Throughout the course I’ve been thinking on this particular topic that has been in my brain. A figure from one of the labs should more precisely illustrate what I mean:

How come unit 1 knows that unit 0 already separated two types of group (c0 with c1 and c2 with c3)? That is, is not there a possibility that unit 1 groups the classes c0, c1, c2 and c3 the same way unit 0 does? And if it is impossible for differents neurons to grouped in the same way, how come they basically “know” what the other neurons already classified?

Certainly neurons do not “talk” to each other directly, however, they do “interact” with each other through the cost function, because this is the one place where all neuron’s weights gather together to see how good they are doing their jobs in minimizing the cost.

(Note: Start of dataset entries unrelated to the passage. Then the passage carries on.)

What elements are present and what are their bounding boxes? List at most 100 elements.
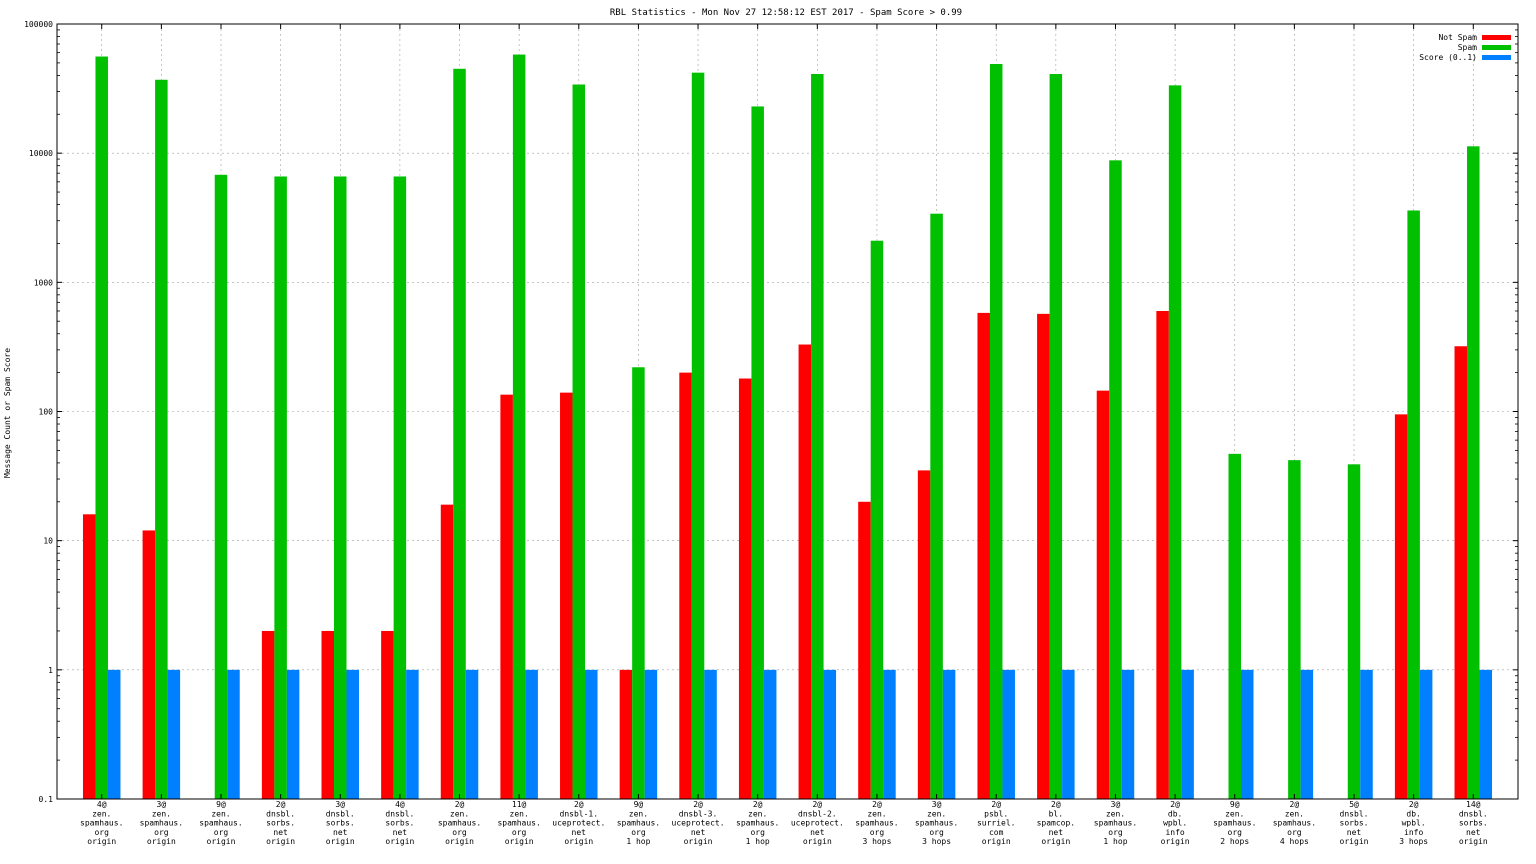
x-tick-label-line: 2@ (1290, 800, 1300, 809)
x-tick-label-line: db. (1406, 809, 1420, 818)
bar-score-0-1 (585, 669, 598, 799)
x-tick-label-line: net (1466, 828, 1481, 837)
x-tick-label-line: 4 hops (1280, 837, 1309, 846)
x-tick-label: 9@ zen. spamhaus. org origin (199, 800, 242, 846)
x-tick-label-line: zen. (152, 809, 171, 818)
x-tick-label-line: spamhaus. (140, 819, 183, 828)
x-tick-label-line: spamhaus. (617, 819, 660, 828)
x-tick-label-line: zen. (867, 809, 886, 818)
x-tick-label-line: 2@ (1409, 800, 1419, 809)
x-tick-label-line: net (393, 828, 408, 837)
x-tick-label-line: dnsbl. (266, 809, 295, 818)
x-tick-label-line: uceprotect. (791, 819, 844, 828)
bar-spam (1407, 210, 1420, 799)
x-tick-label-line: origin (1041, 837, 1070, 846)
x-tick-label-line: dnsbl. (326, 809, 355, 818)
x-tick-label-line: net (1049, 828, 1064, 837)
bar-score-0-1 (1419, 669, 1433, 799)
bar-not-spam (1096, 390, 1110, 799)
x-tick-label: 14@ dnsbl. sorbs. net origin (1459, 800, 1488, 846)
bar-not-spam (1156, 310, 1169, 799)
x-tick-label-line: 2@ (1170, 800, 1180, 809)
bar-spam (930, 213, 943, 800)
x-tick-label-line: 3@ (932, 800, 942, 809)
x-tick-label-line: net (333, 828, 348, 837)
bar-not-spam (858, 501, 871, 799)
x-tick-label: 3@ zen. spamhaus. org origin (140, 800, 183, 846)
x-tick-label: 3@ dnsbl. sorbs. net origin (326, 800, 355, 846)
bar-spam (155, 79, 168, 800)
y-tick-label: 1 (48, 666, 53, 675)
x-tick-label-line: dnsbl-3. (679, 809, 718, 818)
x-tick-label-line: spamhaus. (736, 819, 779, 828)
bar-score-0-1 (823, 669, 837, 799)
x-tick-label-line: origin (207, 837, 236, 846)
bar-not-spam (917, 470, 931, 799)
x-tick-label-line: spamhaus. (438, 819, 481, 828)
bar-spam (1109, 160, 1122, 800)
x-tick-label-line: zen. (450, 809, 469, 818)
x-tick-label-line: org (512, 828, 527, 837)
bar-spam (691, 72, 705, 799)
x-tick-label-line: wpbl. (1163, 819, 1187, 828)
x-tick-label-line: 2@ (276, 800, 286, 809)
bar-not-spam (321, 630, 335, 799)
x-tick-label-line: 11@ (512, 800, 527, 809)
x-tick-label-line: origin (266, 837, 295, 846)
bar-score-0-1 (346, 669, 360, 799)
bar-spam (214, 174, 228, 800)
x-tick-label-line: zen. (927, 809, 946, 818)
x-tick-label-line: uceprotect. (552, 819, 605, 828)
x-tick-label-line: spamhaus. (497, 819, 540, 828)
bar-spam (274, 176, 287, 799)
x-tick-label-line: 3@ (1111, 800, 1121, 809)
x-tick-label-line: wpbl. (1402, 819, 1426, 828)
x-tick-label-line: org (214, 828, 229, 837)
bar-not-spam (261, 630, 275, 799)
x-tick-label-line: origin (982, 837, 1011, 846)
x-tick-label: 2@ dnsbl. sorbs. net origin (266, 800, 295, 846)
x-tick-label-line: 2@ (753, 800, 763, 809)
x-tick-label-line: 2@ (1051, 800, 1061, 809)
x-tick-label-line: org (1228, 828, 1243, 837)
x-tick-label-line: spamhaus. (1094, 819, 1137, 828)
x-tick-label-line: origin (445, 837, 474, 846)
x-tick-label-line: psbl. (984, 809, 1008, 818)
x-tick-label-line: zen. (1225, 809, 1244, 818)
bar-spam (989, 64, 1003, 799)
x-tick-label-line: 3 hops (1399, 837, 1428, 846)
bar-not-spam (82, 514, 96, 799)
x-tick-label-line: net (572, 828, 587, 837)
bar-spam (811, 74, 824, 799)
x-tick-label-line: spamhaus. (1213, 819, 1256, 828)
x-tick-label-line: dnsbl-1. (560, 809, 599, 818)
bar-not-spam (500, 394, 513, 799)
x-tick-label-line: org (154, 828, 169, 837)
bar-not-spam (381, 630, 394, 799)
x-tick-label: 2@ zen. spamhaus. org origin (438, 800, 481, 846)
legend-label: Spam (1458, 43, 1477, 52)
x-tick-label-line: 2 hops (1220, 837, 1249, 846)
x-tick-label: 9@ zen. spamhaus. org 1 hop (617, 800, 660, 846)
bar-not-spam (798, 344, 812, 799)
x-tick-label-line: net (273, 828, 288, 837)
x-tick-label-line: org (870, 828, 885, 837)
x-tick-label: 11@ zen. spamhaus. org origin (497, 800, 540, 846)
x-tick-label-line: 2@ (693, 800, 703, 809)
legend-swatch (1482, 55, 1511, 60)
bar-score-0-1 (227, 669, 240, 799)
x-tick-label: 2@ psbl. surriel. com origin (977, 800, 1016, 846)
x-tick-label-line: origin (564, 837, 593, 846)
x-tick-label: 2@ dnsbl-1. uceprotect. net origin (552, 800, 605, 846)
x-tick-label: 2@ dnsbl-2. uceprotect. net origin (791, 800, 844, 846)
x-tick-label-line: spamhaus. (855, 819, 898, 828)
x-tick-label-line: 2@ (991, 800, 1001, 809)
x-tick-label-line: sorbs. (1340, 819, 1369, 828)
x-tick-label-line: spamcop. (1037, 819, 1076, 828)
y-tick-label: 0.1 (39, 795, 54, 804)
bar-spam (1347, 464, 1361, 799)
x-tick-label-line: info (1404, 828, 1423, 837)
x-tick-label: 2@ zen. spamhaus. org 3 hops (855, 800, 898, 846)
x-tick-label-line: net (1347, 828, 1362, 837)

Their stories are pretty machanical, and it starts from neurons having different sets of initial weight values, then the optimization algorithm (gradient descent) begins to give orders to each of the weights to change their values for a better cost.

If one of the neurons happens to find a very rewarding boundary that tremendously reduces the cost (such as the great boundary shown on the left of your screenshot), then at the next gradient descent update, the algorithm may decide that that champion neuron should not move dramatically and ofcourse the decision comes from estimating the gradients. So, that champion neuron may just linger around its current position. The other neurons will also feel that victory but continue to find their own ways to make contribution to the cost, until another champion boundary like the one on the right is found.

So, neurons 1 & 2 found the right boundaries with the guidance of the gradient descent. neuron 1 happens to find the boundary on the left and neuron 2 find the right because of their different initial weight values. If the weight values were swapped, then neuron 2 should find the left boundary and neuron 1 find the right one.

Thank you very much for the answer, it clarify some doubts.

Although different neurons start with, a priori, different weights, there is still a remote possibility that they do in fact do the same thing, that is, they converge to the same “victory” and “draw” the same decision boundary, right?

One last question: the fact that different decision boundaries are drawn is purely due to the fact that the initialization of neuron’s weights is random and, thus, differents weights for different neurons?

I do not know how many experiments you have to do in order to find two neurons initalized differently ending up sharing the same weights. You may change your mind after doing the experiments yourself.